Colorado proved too small for Spencer's ambitions, however, and, after doing a great deal of study, he left in January 1994, determined to build a bigger and better operation in Las Vegas. "I researched the entire United States," he recalls, "and every time I looked at Las Vegas, I was just amazed."
The bright lights of that city's gargantuan casinos may have blinded Spencer temporarily. How else to explain why he put up a $10,000 retainer, plus several thousand dollars in upfront fees, for a Nevada broker-dealer to raise money on a "best efforts" basis?

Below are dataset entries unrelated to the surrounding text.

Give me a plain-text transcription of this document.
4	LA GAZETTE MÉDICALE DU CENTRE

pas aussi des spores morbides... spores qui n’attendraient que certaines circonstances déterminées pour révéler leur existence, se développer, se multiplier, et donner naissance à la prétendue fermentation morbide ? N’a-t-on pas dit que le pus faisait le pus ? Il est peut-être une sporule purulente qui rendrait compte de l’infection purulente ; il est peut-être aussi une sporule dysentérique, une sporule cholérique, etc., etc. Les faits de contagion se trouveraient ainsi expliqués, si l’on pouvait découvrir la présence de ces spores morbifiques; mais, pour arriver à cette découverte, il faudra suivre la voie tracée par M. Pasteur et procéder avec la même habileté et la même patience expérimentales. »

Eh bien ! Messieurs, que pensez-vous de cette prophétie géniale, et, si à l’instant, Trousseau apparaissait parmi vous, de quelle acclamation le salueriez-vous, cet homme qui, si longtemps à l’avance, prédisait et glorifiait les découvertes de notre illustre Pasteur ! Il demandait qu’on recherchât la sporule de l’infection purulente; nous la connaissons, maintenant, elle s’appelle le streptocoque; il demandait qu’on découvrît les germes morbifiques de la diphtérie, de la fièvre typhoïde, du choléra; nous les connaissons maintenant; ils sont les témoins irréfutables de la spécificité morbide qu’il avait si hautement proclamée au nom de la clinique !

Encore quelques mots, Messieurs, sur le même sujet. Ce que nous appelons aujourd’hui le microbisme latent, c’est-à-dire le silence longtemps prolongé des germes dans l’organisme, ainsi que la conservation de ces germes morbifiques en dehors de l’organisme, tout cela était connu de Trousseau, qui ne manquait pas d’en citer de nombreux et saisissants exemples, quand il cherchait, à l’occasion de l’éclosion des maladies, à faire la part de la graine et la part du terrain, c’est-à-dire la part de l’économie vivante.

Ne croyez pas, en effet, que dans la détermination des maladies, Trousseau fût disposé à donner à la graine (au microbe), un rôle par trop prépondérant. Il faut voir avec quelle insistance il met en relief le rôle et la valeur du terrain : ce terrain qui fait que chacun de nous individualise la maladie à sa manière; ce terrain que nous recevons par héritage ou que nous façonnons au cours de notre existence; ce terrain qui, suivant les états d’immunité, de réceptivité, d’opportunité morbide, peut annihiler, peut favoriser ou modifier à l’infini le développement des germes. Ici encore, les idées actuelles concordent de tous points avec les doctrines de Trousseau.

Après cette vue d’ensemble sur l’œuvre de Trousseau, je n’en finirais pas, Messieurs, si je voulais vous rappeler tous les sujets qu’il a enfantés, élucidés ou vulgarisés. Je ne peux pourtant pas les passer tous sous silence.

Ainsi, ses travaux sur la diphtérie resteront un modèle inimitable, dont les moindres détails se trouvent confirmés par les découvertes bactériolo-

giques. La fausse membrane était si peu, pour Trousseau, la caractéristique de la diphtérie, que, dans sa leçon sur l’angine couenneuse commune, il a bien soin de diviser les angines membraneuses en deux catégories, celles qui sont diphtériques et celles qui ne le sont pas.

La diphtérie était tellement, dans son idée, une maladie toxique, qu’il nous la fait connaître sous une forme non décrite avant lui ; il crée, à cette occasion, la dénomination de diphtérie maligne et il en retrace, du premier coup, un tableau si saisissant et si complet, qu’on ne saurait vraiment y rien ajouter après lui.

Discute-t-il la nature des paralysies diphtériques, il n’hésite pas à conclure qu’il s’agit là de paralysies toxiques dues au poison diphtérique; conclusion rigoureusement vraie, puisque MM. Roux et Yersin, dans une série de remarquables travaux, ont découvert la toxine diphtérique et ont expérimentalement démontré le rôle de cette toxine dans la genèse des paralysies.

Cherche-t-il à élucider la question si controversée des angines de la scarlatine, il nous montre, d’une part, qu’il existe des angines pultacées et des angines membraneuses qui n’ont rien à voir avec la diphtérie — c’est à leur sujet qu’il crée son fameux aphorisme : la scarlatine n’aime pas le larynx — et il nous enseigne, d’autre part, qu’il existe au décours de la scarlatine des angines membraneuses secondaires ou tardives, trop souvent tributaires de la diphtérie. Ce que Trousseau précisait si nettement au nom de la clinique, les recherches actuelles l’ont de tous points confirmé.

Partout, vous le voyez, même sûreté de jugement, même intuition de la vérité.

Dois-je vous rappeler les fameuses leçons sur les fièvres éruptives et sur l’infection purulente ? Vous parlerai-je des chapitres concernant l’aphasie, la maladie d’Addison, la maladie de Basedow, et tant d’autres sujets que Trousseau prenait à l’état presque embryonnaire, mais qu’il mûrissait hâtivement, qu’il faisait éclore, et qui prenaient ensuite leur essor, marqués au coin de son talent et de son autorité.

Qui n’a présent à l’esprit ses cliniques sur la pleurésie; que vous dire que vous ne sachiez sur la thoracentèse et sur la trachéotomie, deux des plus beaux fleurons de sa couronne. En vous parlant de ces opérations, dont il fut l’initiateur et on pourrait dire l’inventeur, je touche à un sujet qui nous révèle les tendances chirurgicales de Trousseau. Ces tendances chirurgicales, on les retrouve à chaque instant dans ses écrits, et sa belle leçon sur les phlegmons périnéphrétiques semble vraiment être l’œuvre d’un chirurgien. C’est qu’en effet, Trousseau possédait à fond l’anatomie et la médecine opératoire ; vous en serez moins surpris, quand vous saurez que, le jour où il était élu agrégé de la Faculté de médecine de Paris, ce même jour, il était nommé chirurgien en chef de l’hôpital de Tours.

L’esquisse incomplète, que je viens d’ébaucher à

What Spencer was trying to do was raise capital for his company, Go for It Inc., through a Small Corporate Offering Registration (SCOR), a 50-question form used to register public offerings in 43 states without going through the time and expense of filing a registration with the Securities and Exchange Commission (SEC). Trouble is, SCOR laws vary among states, and in Nevada, brokers are not allowed to solicit indications of interest from potential investors until after the SCOR offering is approved by the state securities commission.
Bob Tretiak, president of Retirement Financial Centers of America Inc., which tried to raise money for Spencer, says lawmakers and brokers alike are working to overturn that law. "We busted our hump on it," Tretiak says of his company's efforts to raise money for Go for It. Sadly, he adds, few of Spencer's vendors or clients seemed inclined to invest.
All Don Spencer knows is that "[Tretiak] said in front of many witnesses that he could raise $500,000 in 60 days and $1 million in 100 days. One year later, he had raised $4,000."
Spencer might have been more careful, knowing after all that Retirement Financial was only working on a best-efforts basis and had no obligation to deliver on what it had proposed.
"We believe an issuer, like Mr. Spencer, when he says people are coming out of the woodwork wanting to buy his stock," Tretiak says. Enthusiasm, however, is no substitute for a realistic view of the possible financial pitfalls involved in raising capital. "I would caution every small company [that] desires to go public to realize that there are unreimbursable risks and costs attendant to such an effort," Tretiak adds.
That advice means little to Spencer, who came out of the deal a little wiser and a lot more bitter. All he knows about the transaction is this: He lost his cash. And now he has turned to another investor to do a private placement for the firm. Could he be tempting fate once again?